Neutron Bubble Chamber in the Stratosphere

June 23, 2015: For nearly two years, Spaceweather.com and the students of Earth to Sky Calculus have been using helium balloons to monitor X-rays and gamma-rays in the stratosphere. Their successful program has detected multiple radiation events in response to solar storms. On June 18th they added something new. For the first time, the group’s Space Weather Payload included a bubble chamber for measuring neutrons. The device flew 109,012 feet above California’s Sierra Nevada mountain range, then parachuted back to Earth, landing near Death Valley National Park. The results: Neutrons were detected.

Circled above are some of the bubbles that formed as neutrons passed through the chamber. By counting the bubbles, it is possible to estimate the total dose of neutron radiation absorbed during the 3 hour flight. The answer is 600 microRads (energy range 200 keV – 15 MeV). Interestingly, this is almost the same dose detected by onboard X-ray and gamma-ray sensors: 620 microRads (energy range 10 keV to 20 MeV). Lesson: if you only count X-rays and gamma-rays, then you are missing at least half of the radiation in the atmosphere. Neutrons matter, too.

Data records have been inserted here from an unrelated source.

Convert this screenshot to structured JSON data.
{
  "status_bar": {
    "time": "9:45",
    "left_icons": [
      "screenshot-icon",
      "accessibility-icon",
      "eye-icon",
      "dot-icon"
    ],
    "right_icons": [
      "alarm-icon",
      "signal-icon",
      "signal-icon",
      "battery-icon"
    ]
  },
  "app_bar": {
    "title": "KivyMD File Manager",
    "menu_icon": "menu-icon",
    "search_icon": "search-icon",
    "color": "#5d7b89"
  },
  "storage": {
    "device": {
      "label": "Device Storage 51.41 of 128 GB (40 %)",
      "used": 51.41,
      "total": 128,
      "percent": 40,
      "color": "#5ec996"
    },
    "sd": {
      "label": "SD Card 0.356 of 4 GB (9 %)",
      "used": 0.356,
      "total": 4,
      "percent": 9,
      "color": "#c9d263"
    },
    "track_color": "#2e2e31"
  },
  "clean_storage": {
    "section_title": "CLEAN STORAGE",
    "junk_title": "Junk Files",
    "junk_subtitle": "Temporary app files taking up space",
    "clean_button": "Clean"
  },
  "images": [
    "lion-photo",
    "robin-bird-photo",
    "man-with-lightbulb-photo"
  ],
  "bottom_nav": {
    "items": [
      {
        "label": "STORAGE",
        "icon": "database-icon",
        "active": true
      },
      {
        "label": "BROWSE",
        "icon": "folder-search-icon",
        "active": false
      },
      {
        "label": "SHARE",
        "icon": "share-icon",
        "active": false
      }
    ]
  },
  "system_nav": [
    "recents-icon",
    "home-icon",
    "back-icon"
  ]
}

Indeed, neutrons are a very important form of cosmic radiation, providing much of the biologically effective radiation dose at altitudes of interest to aviation and space tourism.  Low-energy neutrons also cause single-event upsets in aircraft avionics, especially devices that contain Boron 10. Adding a neutron sensor to the Space Weather Payload allows the students to monitor this type of radiation at altitudes ranging from ground level to 120,000 feet.